One of the largest drawbacks of the COVID-19 pandemic is the delivery of equipment and raw material to power plants. China, being the biggest global producer of clean energy technologies, like solar panels and batteries has been hit the hardest by the pandemic and has not been able to keep up with demands.
Delayed deliveries have left renewable energy companies helpless in complying with deadlines for equipment installation. The huge drop in deliveries has affected some major projects like India’s 3000MW solar and wind energy project which now faces delays. A massive reduction in delivery volumes of rechargeable batteries in the European Market has also been seen.
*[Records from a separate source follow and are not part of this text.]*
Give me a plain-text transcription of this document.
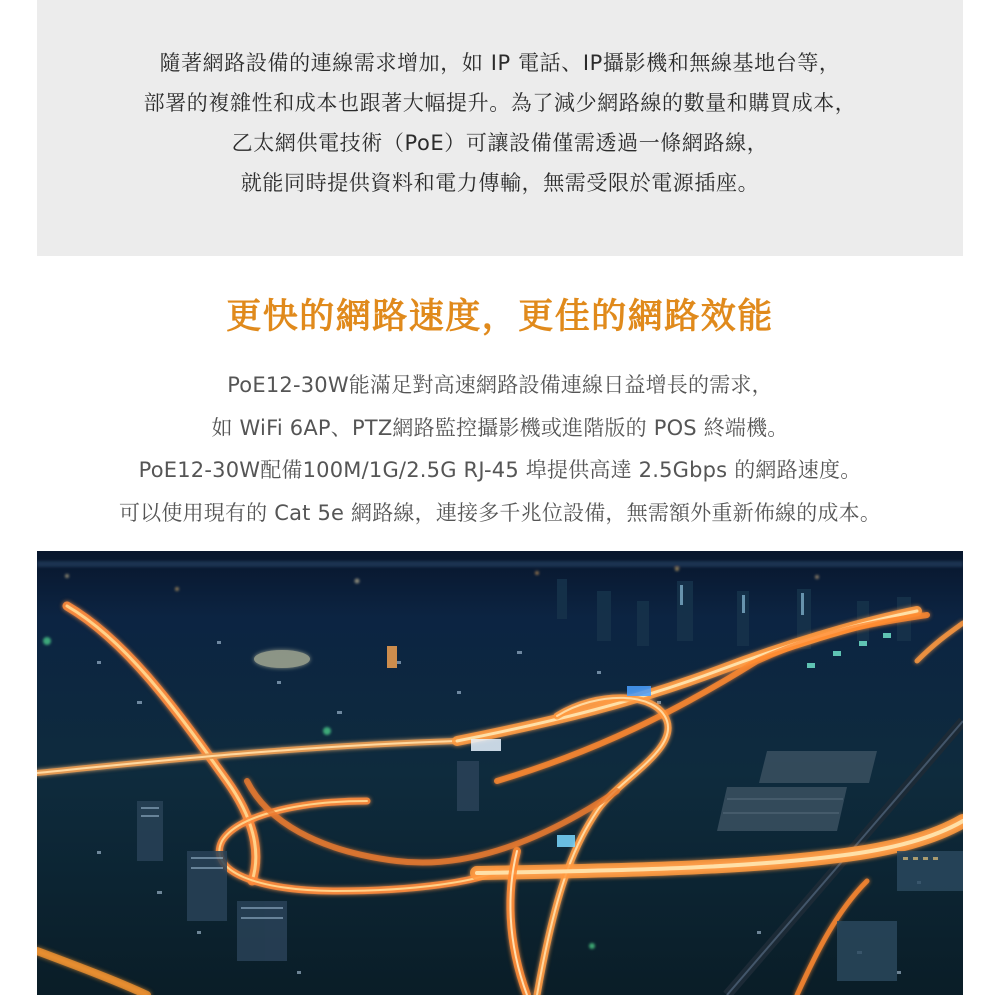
隨著網路設備的連線需求增加，如 IP 電話、IP攝影機和無線基地台等，

部署的複雜性和成本也跟著大幅提升。為了減少網路線的數量和購買成本，

乙太網供電技術（PoE）可讓設備僅需透過一條網路線，

就能同時提供資料和電力傳輸，無需受限於電源插座。

更快的網路速度，更佳的網路效能

PoE12-30W能滿足對高速網路設備連線日益增長的需求，

如 WiFi 6AP、PTZ網路監控攝影機或進階版的 POS 終端機。

PoE12-30W配備100M/1G/2.5G RJ-45 埠提供高達 2.5Gbps 的網路速度。

可以使用現有的 Cat 5e 網路線，連接多千兆位設備，無需額外重新佈線的成本。
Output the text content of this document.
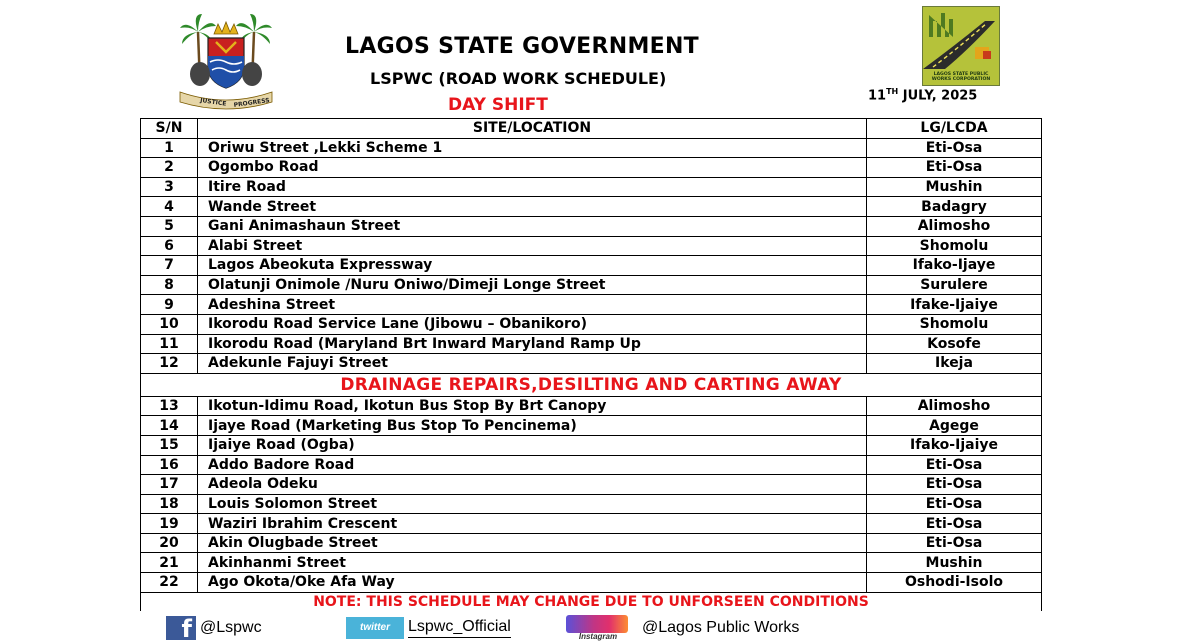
JUSTICE PROGRESS
LAGOS STATE GOVERNMENT
LSPWC (ROAD WORK SCHEDULE)
DAY SHIFT	11TH JULY, 2025
LAGOS STATE PUBLIC WORKS CORPORATION
S/N	SITE/LOCATION	LG/LCDA
1	Oriwu Street ,Lekki Scheme 1	Eti-Osa
2	Ogombo Road	Eti-Osa
3	Itire Road	Mushin
4	Wande Street	Badagry
5	Gani Animashaun Street	Alimosho
6	Alabi Street	Shomolu
7	Lagos Abeokuta Expressway	Ifako-Ijaye
8	Olatunji Onimole /Nuru Oniwo/Dimeji Longe Street	Surulere
9	Adeshina Street	Ifake-Ijaiye
10	Ikorodu Road Service Lane (Jibowu – Obanikoro)	Shomolu
11	Ikorodu Road (Maryland Brt Inward Maryland Ramp Up	Kosofe
12	Adekunle Fajuyi Street	Ikeja
DRAINAGE REPAIRS,DESILTING AND CARTING AWAY		
13	Ikotun-Idimu Road, Ikotun Bus Stop By Brt Canopy	Alimosho
14	Ijaye Road (Marketing Bus Stop To Pencinema)	Agege
15	Ijaiye Road (Ogba)	Ifako-Ijaiye
16	Addo Badore Road	Eti-Osa
17	Adeola Odeku	Eti-Osa
18	Louis Solomon Street	Eti-Osa
19	Waziri Ibrahim Crescent	Eti-Osa
20	Akin Olugbade Street	Eti-Osa
21	Akinhanmi Street	Mushin
22	Ago Okota/Oke Afa Way	Oshodi-Isolo
NOTE: THIS SCHEDULE MAY CHANGE DUE TO UNFORSEEN CONDITIONS		
f @Lspwc	twitter	Lspwc_Official
Instagram
@Lagos Public Works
BYD, the global batteries giant, has been unable to test a new series of battery models.
The delays, based on a Wood Mackenzie research insight, could cost project development delays of up to 2 gigawatts in 2020 and could even reach 5 gigawatts by late 2020 or 2021 if the scenarios worsen.
The COVID-19 pandemic is also compelling developers across the board to contemplate their financial approach. The Solar Energy Industries Association states that almost USD 20 billion set aside in tax equity funding for this year is threatened by the pandemic. Adding to this, companies are also finding that their commercial paper, or unsecured short term debt instruments, used to fund day-to-day operations are also evaporating quickly.
Companies floundering to ensure sufficient liquidity are hence forced to tap revolving credit facilities. Large developers have enough on their balance sheets to finance projects, but that is not the option for smaller developer. Needless to say, if development capital decreases significantly, expect to see larger players eyeing development rights controlled by smaller companies.